Dans le dédale des ruelles

    Nous avons franchi la poterne, seul point d’ombre fraîche, dans cette fournaise, où maintenant nous pénétrons.
    En cortège nous gagnons la demeure du caïd.
    Dans les ruelles que nous empruntons, personne. Il semble bien que cette poignée d’hommes qui nous suit soit toute la population de cette horrible cité.
    C’est à peine si nous pouvons avancer deux de front, dans ce labyrinthe enclos de hauts murs, dans ces couloirs étroits qui sont moins, à la vérité, des ruelles d’une bourgade que les boyaux repérés sous le feu latent d’une invisible meurtrière.
    Dans ce dédale encaissé, une chaleur atroce paralyse vos gestes, délie vos idées, votre volonté, décompose votre cerveau.
    Avec ses murs et ses morceaux de terre, Taoudeni, à cette heure, n’est plus que le vaste four de campagne où un soleil implacable volatilise tout ce qui est vivant.
    Dans cet air embrasé, irrespirable, qui a tout abattu, tout tué, tout calciné, seule la mouche vit, prospère et se délecte.
    Dans la lumière éblouissante elle vole en noirs essaims.
    Et comme le soleil a bientôt fait de dessécher, de pétrifier jusqu’aux détritus eux-mêmes, les mouches attaquent l’homme avec frénésie, avec avidité.
    Elles ont faim, elles ont soif surtout.
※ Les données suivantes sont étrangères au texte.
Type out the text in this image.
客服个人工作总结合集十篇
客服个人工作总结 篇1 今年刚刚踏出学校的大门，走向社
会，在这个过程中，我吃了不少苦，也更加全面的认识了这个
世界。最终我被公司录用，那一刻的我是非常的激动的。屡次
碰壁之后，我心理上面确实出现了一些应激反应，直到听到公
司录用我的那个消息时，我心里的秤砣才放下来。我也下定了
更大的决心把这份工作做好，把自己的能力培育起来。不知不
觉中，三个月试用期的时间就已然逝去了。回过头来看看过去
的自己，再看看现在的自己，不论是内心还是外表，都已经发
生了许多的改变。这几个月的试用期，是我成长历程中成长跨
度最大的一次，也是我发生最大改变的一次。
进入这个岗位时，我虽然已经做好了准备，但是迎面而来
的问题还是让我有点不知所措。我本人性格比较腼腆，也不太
Elles se précipitent, se collent à votre peau, entrent dans vos narines, s’abreuvent aux commissures de vos lèvres ou aux coins de vos yeux, indifférentes à la peur, ne cédant qu’au coup brutal qui les écrase.
    Leur vrombissement monotone, dans le soleil éclatant, est la seule chanson des rues de cette ville.
    Nous allons lentement, écrasés par cette chaleur, par l’affreux de tout ce qui nous entoure.
    Et nous songeons que nous sommes en décembre, au mois propice, au mois doux dans ce pays, qui, dans quelques semaines, va retrouver l’intolérable ardeur d’un soleil de feu.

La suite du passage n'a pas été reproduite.